BOSTON (WBZ NewsRadio) — Saturday, February 22, 2020 will mark the 40th anniversary of one of, if not the greatest, sporting events in American history: The Miracle on Ice.
A team made up of mostly amateur and college hockey players beat the Soviet Union squad that had won four-straight Olympic Gold Medals and hadn't lost a game in Olympic play in 12 years leading up to the contest.
Puck drop was scheduled for 5 p.m. in Lake Placid, New York that day, but due to ABC wanting the game to be broadcast during their prime-time Olympic coverage at 8 p.m., the game was shown to the American public on tape delay—meaning anyone not in what is now named Herb Brooks Arena (after the U.S. Head Coach) for the game did not know the historic outcome until hours after it happened.

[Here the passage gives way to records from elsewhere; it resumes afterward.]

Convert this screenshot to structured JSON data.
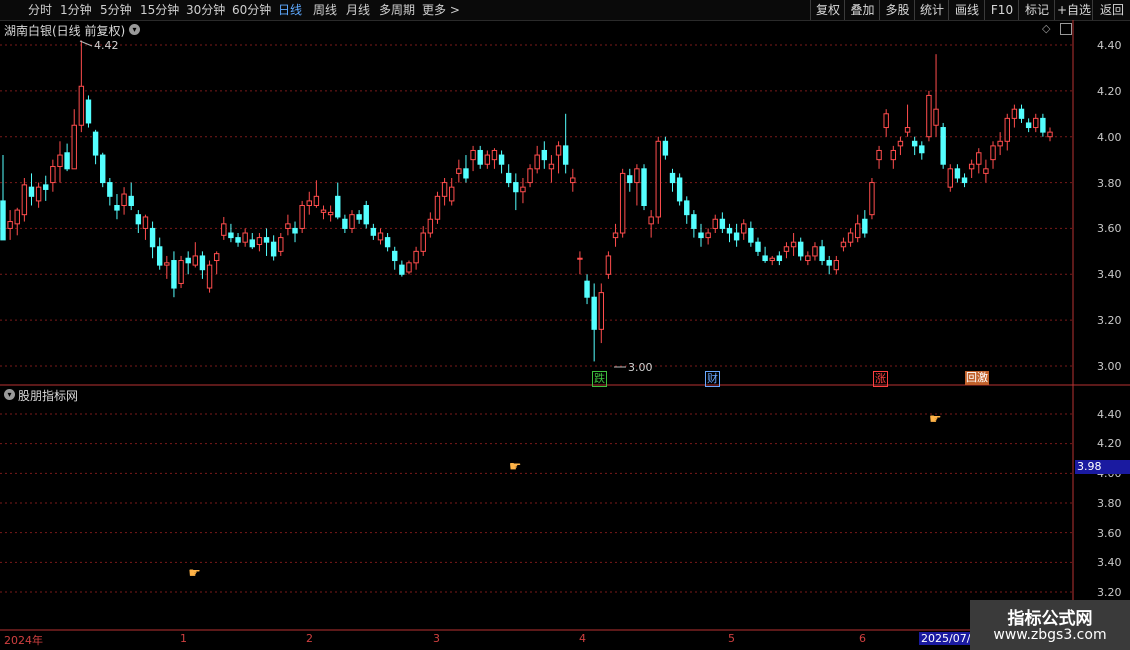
{
  "toolbar": {
    "timeframes": [
      "分时",
      "1分钟",
      "5分钟",
      "15分钟",
      "30分钟",
      "60分钟",
      "日线",
      "周线",
      "月线",
      "多周期"
    ],
    "active_timeframe": "日线",
    "more": "更多",
    "right_buttons": [
      "复权",
      "叠加",
      "多股",
      "统计",
      "画线",
      "F10",
      "标记",
      "+自选",
      "返回"
    ]
  },
  "main_panel": {
    "title": "湖南白银(日线 前复权)",
    "high_label": "4.42",
    "low_label": "3.00",
    "y_axis": [
      "4.40",
      "4.20",
      "4.00",
      "3.80",
      "3.60",
      "3.40",
      "3.20",
      "3.00"
    ],
    "events": [
      {
        "label": "跌",
        "color": "#3fbf3f"
      },
      {
        "label": "财",
        "color": "#6aa8ff"
      },
      {
        "label": "涨",
        "color": "#ff4040"
      },
      {
        "label": "回激",
        "color": "#ff9a30"
      }
    ]
  },
  "indicator_panel": {
    "title": "股朋指标网",
    "y_axis": [
      "4.40",
      "4.20",
      "4.00",
      "3.80",
      "3.60",
      "3.40",
      "3.20"
    ],
    "current_value": "3.98"
  },
  "x_axis": {
    "labels": [
      "2024年",
      "1",
      "2",
      "3",
      "4",
      "5",
      "6",
      "2025/07/0"
    ]
  },
  "watermark": {
    "line1": "指标公式网",
    "line2": "www.zbgs3.com"
  },
  "colors": {
    "up": "#ff4d4d",
    "down": "#54ffff",
    "grid": "#7a1a1a",
    "axis": "#b83232"
  },
  "chart_data": {
    "type": "candlestick",
    "ylim": [
      2.92,
      4.5
    ],
    "candles": [
      [
        3.72,
        3.92,
        3.55,
        3.55
      ],
      [
        3.6,
        3.68,
        3.55,
        3.63
      ],
      [
        3.62,
        3.69,
        3.57,
        3.68
      ],
      [
        3.66,
        3.82,
        3.63,
        3.79
      ],
      [
        3.78,
        3.84,
        3.7,
        3.74
      ],
      [
        3.72,
        3.8,
        3.69,
        3.78
      ],
      [
        3.79,
        3.83,
        3.72,
        3.77
      ],
      [
        3.8,
        3.9,
        3.76,
        3.87
      ],
      [
        3.87,
        3.98,
        3.8,
        3.92
      ],
      [
        3.93,
        3.97,
        3.85,
        3.86
      ],
      [
        3.86,
        4.12,
        3.86,
        4.05
      ],
      [
        4.05,
        4.42,
        4.02,
        4.22
      ],
      [
        4.16,
        4.18,
        4.04,
        4.06
      ],
      [
        4.02,
        4.03,
        3.88,
        3.92
      ],
      [
        3.92,
        3.93,
        3.78,
        3.8
      ],
      [
        3.8,
        3.82,
        3.7,
        3.74
      ],
      [
        3.7,
        3.75,
        3.64,
        3.68
      ],
      [
        3.7,
        3.78,
        3.66,
        3.75
      ],
      [
        3.74,
        3.8,
        3.68,
        3.7
      ],
      [
        3.66,
        3.68,
        3.58,
        3.62
      ],
      [
        3.6,
        3.66,
        3.55,
        3.65
      ],
      [
        3.6,
        3.63,
        3.47,
        3.52
      ],
      [
        3.52,
        3.56,
        3.42,
        3.44
      ],
      [
        3.44,
        3.48,
        3.38,
        3.45
      ],
      [
        3.46,
        3.5,
        3.3,
        3.34
      ],
      [
        3.36,
        3.48,
        3.34,
        3.46
      ],
      [
        3.47,
        3.5,
        3.4,
        3.45
      ],
      [
        3.44,
        3.54,
        3.43,
        3.48
      ],
      [
        3.48,
        3.5,
        3.38,
        3.42
      ],
      [
        3.34,
        3.46,
        3.32,
        3.44
      ],
      [
        3.46,
        3.5,
        3.4,
        3.49
      ],
      [
        3.57,
        3.65,
        3.55,
        3.62
      ],
      [
        3.58,
        3.62,
        3.54,
        3.56
      ],
      [
        3.56,
        3.58,
        3.52,
        3.54
      ],
      [
        3.54,
        3.6,
        3.52,
        3.58
      ],
      [
        3.55,
        3.58,
        3.51,
        3.52
      ],
      [
        3.53,
        3.58,
        3.5,
        3.56
      ],
      [
        3.56,
        3.6,
        3.48,
        3.54
      ],
      [
        3.54,
        3.57,
        3.46,
        3.48
      ],
      [
        3.5,
        3.58,
        3.48,
        3.56
      ],
      [
        3.6,
        3.66,
        3.57,
        3.62
      ],
      [
        3.6,
        3.63,
        3.54,
        3.58
      ],
      [
        3.6,
        3.72,
        3.58,
        3.7
      ],
      [
        3.7,
        3.76,
        3.66,
        3.72
      ],
      [
        3.7,
        3.81,
        3.69,
        3.74
      ],
      [
        3.67,
        3.7,
        3.64,
        3.68
      ],
      [
        3.66,
        3.7,
        3.63,
        3.67
      ],
      [
        3.74,
        3.8,
        3.64,
        3.65
      ],
      [
        3.64,
        3.66,
        3.58,
        3.6
      ],
      [
        3.6,
        3.68,
        3.58,
        3.66
      ],
      [
        3.66,
        3.68,
        3.62,
        3.64
      ],
      [
        3.7,
        3.72,
        3.6,
        3.62
      ],
      [
        3.6,
        3.62,
        3.55,
        3.57
      ],
      [
        3.55,
        3.6,
        3.53,
        3.58
      ],
      [
        3.56,
        3.58,
        3.5,
        3.52
      ],
      [
        3.5,
        3.52,
        3.42,
        3.46
      ],
      [
        3.44,
        3.46,
        3.39,
        3.4
      ],
      [
        3.41,
        3.46,
        3.4,
        3.45
      ],
      [
        3.45,
        3.52,
        3.42,
        3.5
      ],
      [
        3.5,
        3.61,
        3.48,
        3.58
      ],
      [
        3.58,
        3.67,
        3.56,
        3.64
      ],
      [
        3.64,
        3.76,
        3.62,
        3.74
      ],
      [
        3.74,
        3.82,
        3.7,
        3.8
      ],
      [
        3.72,
        3.82,
        3.7,
        3.78
      ],
      [
        3.84,
        3.9,
        3.8,
        3.86
      ],
      [
        3.86,
        3.92,
        3.8,
        3.82
      ],
      [
        3.9,
        3.96,
        3.85,
        3.94
      ],
      [
        3.94,
        3.96,
        3.86,
        3.88
      ],
      [
        3.88,
        3.94,
        3.86,
        3.92
      ],
      [
        3.9,
        3.95,
        3.86,
        3.94
      ],
      [
        3.92,
        3.94,
        3.84,
        3.88
      ],
      [
        3.84,
        3.88,
        3.78,
        3.8
      ],
      [
        3.8,
        3.84,
        3.68,
        3.76
      ],
      [
        3.76,
        3.82,
        3.71,
        3.78
      ],
      [
        3.8,
        3.88,
        3.78,
        3.86
      ],
      [
        3.86,
        3.96,
        3.84,
        3.92
      ],
      [
        3.94,
        3.98,
        3.86,
        3.9
      ],
      [
        3.86,
        3.92,
        3.8,
        3.88
      ],
      [
        3.92,
        3.98,
        3.84,
        3.96
      ],
      [
        3.96,
        4.1,
        3.84,
        3.88
      ],
      [
        3.8,
        3.86,
        3.76,
        3.82
      ],
      [
        3.47,
        3.5,
        3.4,
        3.47
      ],
      [
        3.37,
        3.4,
        3.27,
        3.3
      ],
      [
        3.3,
        3.36,
        3.02,
        3.16
      ],
      [
        3.16,
        3.36,
        3.1,
        3.32
      ],
      [
        3.4,
        3.5,
        3.38,
        3.48
      ],
      [
        3.56,
        3.62,
        3.52,
        3.58
      ],
      [
        3.58,
        3.86,
        3.56,
        3.84
      ],
      [
        3.83,
        3.86,
        3.76,
        3.8
      ],
      [
        3.8,
        3.88,
        3.7,
        3.86
      ],
      [
        3.86,
        3.88,
        3.68,
        3.7
      ],
      [
        3.62,
        3.68,
        3.56,
        3.65
      ],
      [
        3.65,
        4.0,
        3.62,
        3.98
      ],
      [
        3.98,
        4.0,
        3.9,
        3.92
      ],
      [
        3.84,
        3.86,
        3.76,
        3.8
      ],
      [
        3.82,
        3.84,
        3.7,
        3.72
      ],
      [
        3.72,
        3.74,
        3.62,
        3.66
      ],
      [
        3.66,
        3.68,
        3.56,
        3.6
      ],
      [
        3.58,
        3.62,
        3.52,
        3.56
      ],
      [
        3.56,
        3.6,
        3.53,
        3.58
      ],
      [
        3.6,
        3.66,
        3.58,
        3.64
      ],
      [
        3.64,
        3.67,
        3.58,
        3.6
      ],
      [
        3.6,
        3.62,
        3.54,
        3.58
      ],
      [
        3.58,
        3.62,
        3.52,
        3.55
      ],
      [
        3.58,
        3.64,
        3.55,
        3.62
      ],
      [
        3.6,
        3.63,
        3.52,
        3.54
      ],
      [
        3.54,
        3.56,
        3.48,
        3.5
      ],
      [
        3.48,
        3.52,
        3.45,
        3.46
      ],
      [
        3.46,
        3.48,
        3.44,
        3.47
      ],
      [
        3.48,
        3.5,
        3.44,
        3.46
      ],
      [
        3.5,
        3.54,
        3.47,
        3.52
      ],
      [
        3.52,
        3.58,
        3.48,
        3.54
      ],
      [
        3.54,
        3.56,
        3.46,
        3.48
      ],
      [
        3.46,
        3.5,
        3.44,
        3.48
      ],
      [
        3.48,
        3.54,
        3.46,
        3.52
      ],
      [
        3.52,
        3.55,
        3.44,
        3.46
      ],
      [
        3.46,
        3.48,
        3.4,
        3.44
      ],
      [
        3.42,
        3.48,
        3.4,
        3.46
      ],
      [
        3.52,
        3.56,
        3.5,
        3.54
      ],
      [
        3.54,
        3.6,
        3.52,
        3.58
      ],
      [
        3.56,
        3.66,
        3.54,
        3.62
      ],
      [
        3.64,
        3.68,
        3.56,
        3.58
      ],
      [
        3.66,
        3.82,
        3.64,
        3.8
      ],
      [
        3.9,
        3.96,
        3.86,
        3.94
      ],
      [
        4.04,
        4.12,
        4.0,
        4.1
      ],
      [
        3.9,
        3.96,
        3.86,
        3.94
      ],
      [
        3.96,
        4.0,
        3.92,
        3.98
      ],
      [
        4.02,
        4.14,
        4.0,
        4.04
      ],
      [
        3.98,
        4.0,
        3.92,
        3.96
      ],
      [
        3.96,
        3.98,
        3.9,
        3.93
      ],
      [
        4.0,
        4.2,
        3.98,
        4.18
      ],
      [
        4.05,
        4.36,
        4.0,
        4.12
      ],
      [
        4.04,
        4.06,
        3.86,
        3.88
      ],
      [
        3.78,
        3.88,
        3.76,
        3.86
      ],
      [
        3.86,
        3.88,
        3.8,
        3.82
      ],
      [
        3.82,
        3.84,
        3.78,
        3.8
      ],
      [
        3.86,
        3.9,
        3.82,
        3.88
      ],
      [
        3.88,
        3.95,
        3.84,
        3.93
      ],
      [
        3.84,
        3.9,
        3.8,
        3.86
      ],
      [
        3.9,
        3.98,
        3.86,
        3.96
      ],
      [
        3.96,
        4.02,
        3.92,
        3.98
      ],
      [
        3.98,
        4.1,
        3.94,
        4.08
      ],
      [
        4.08,
        4.14,
        4.04,
        4.12
      ],
      [
        4.12,
        4.14,
        4.06,
        4.08
      ],
      [
        4.06,
        4.08,
        4.02,
        4.04
      ],
      [
        4.04,
        4.1,
        4.02,
        4.08
      ],
      [
        4.08,
        4.1,
        4.0,
        4.02
      ],
      [
        4.0,
        4.04,
        3.98,
        4.02
      ]
    ],
    "markers": [
      {
        "index": 27,
        "value": 3.33
      },
      {
        "index": 72,
        "value": 4.05
      },
      {
        "index": 131,
        "value": 4.37
      }
    ]
  }
}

The U.S. and Soviet teams had played an exhibition game at Madison Square Garden in New York City 13 days prior, where the U.S.S.R. crushed the United States 10-3.
When they made the 290-mile trip north for the Olympics, however, it was a much different story.
The U.S. scored a late goal toward the end of the first period when Dave Christian fired a slap shot that went off the Soviet goalie's pads. That resulted in a lengthy rebound, where Mark Johnson was able to gain control and bury the puck in the back of the net with one second left in the frame to tie things up at two.
The second period started with a shocking move by Soviet Head Coach Viktor Tikhonov. He replaced netminder Vladislav Tretiak (who was the consensus number-one goalie in the world) with backup Vladimir Myshkin. The Russians were motivated by the change, dominating the period and regaining the lead 3-2 heading into final frame.
Early in the third with the United States on the power play, Mark Johnson once again found the back of the net to tie the game at 3. A few minutes later, at the 8:39 mark of the period, Boston-born U.S. Captain Mike Eruzione hopped onto the ice, gained took a pass from teammate Mark Pavelich in the Soviet zone, and fired a wrist shot past Myshkin to give the U.S the lead 4-3.
The Americans spent the rest of the game fending off a Soviet-onslaught as the team panicked realizing they were about to suffer their first loss since 1968.
As the clock ran down, play-by-play announcer Al Michaels uttered his now famous phrase "Do you believe in Miracles? Yes?"